Hodor levou Bran de volta à sua câmara, resmungando "Hodor" em voz baixa enquanto Folha seguia à frente deles com um archote. Esperara que Meera e Jojen lá estivessem para lhes poder contar o que viu, mas o seu confortável nicho na rocha estava frio e vazio. Hodor depositou Bran na sua cama, cobriu-o de peles, e fez uma fogueira para ambos. Mil olhos, cem peles, sabedoria profunda como as raízes de árvores antigas.

Observando as chamas, Bran decidiu que ficaria acordado até Meera regressar. Jojen estaria infeliz, bem o sabia, mas Meera ficaria feliz por ele. Não deu por fechar os olhos.

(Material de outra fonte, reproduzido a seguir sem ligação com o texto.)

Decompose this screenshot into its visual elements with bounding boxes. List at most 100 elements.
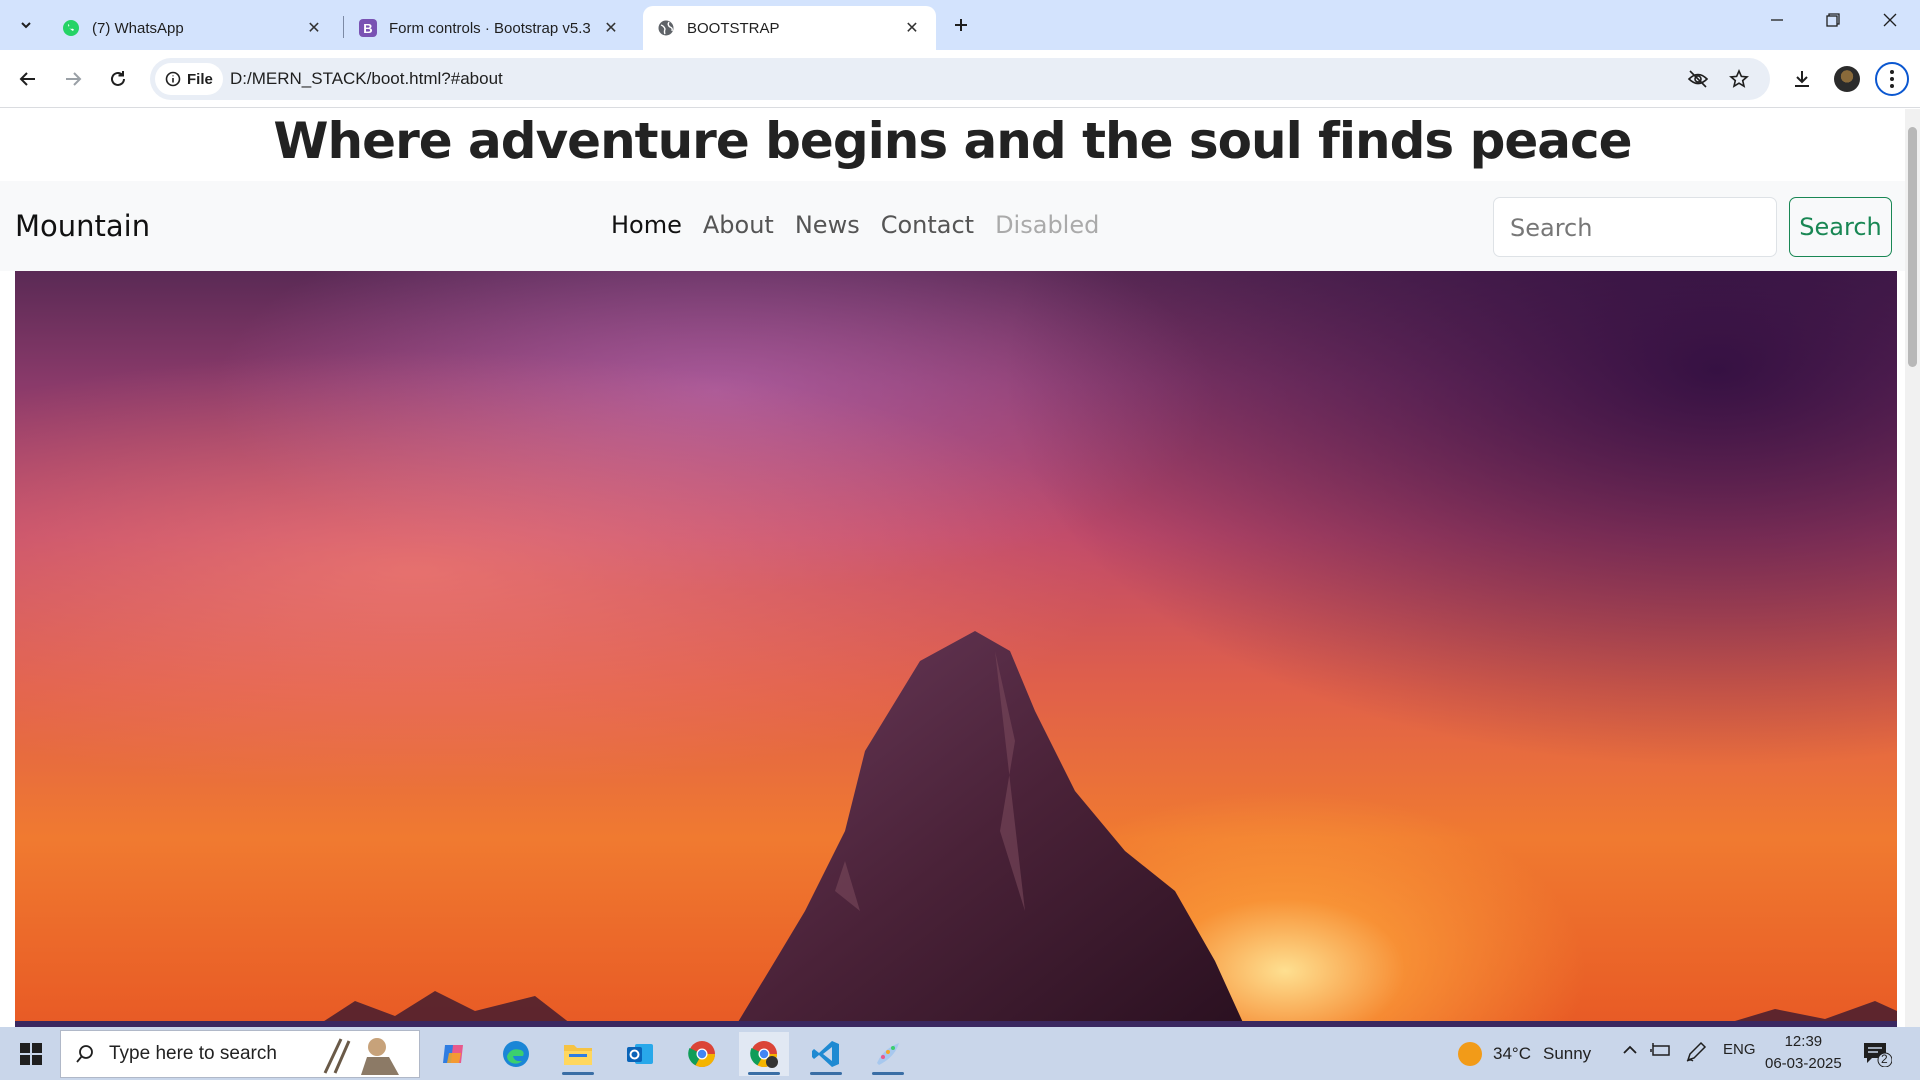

... Mas então, sem saber como, viu-se de novo em Winterfell, no bosque sagrado olhando o pai. Lorde Eddard parecia muito mais novo desta vez. O cabelo era castanho sem qualquer vestígio de cinzento nele, a cabeça estava baixa.

— ... Permiti que cresçam unidos como irmãos, só com amor entre ambos — rezava — e permiti que a senhora minha esposa encontre no coração capacidade para perdoar...

— Pai. — A voz de Bran era um sussurro no vento, um restolhar de folhas. — Pai, sou eu. É o Bran. Brandon.

Eddard Stark ergueu a cabeça e olhou longamente para o represeiro, franzindo as sobrancelhas, mas não falou. Ele não consegue me ver, compreendeu Bran, desesperando. Queria estender a mão e tocá-lo, mas tudo o que podia fazer era observar e escutar. Estou na árvore. Estou dentro da árvore coração, olhando através dos seus olhos vermelhos, mas o represeiro não pode falar; portanto eu também não.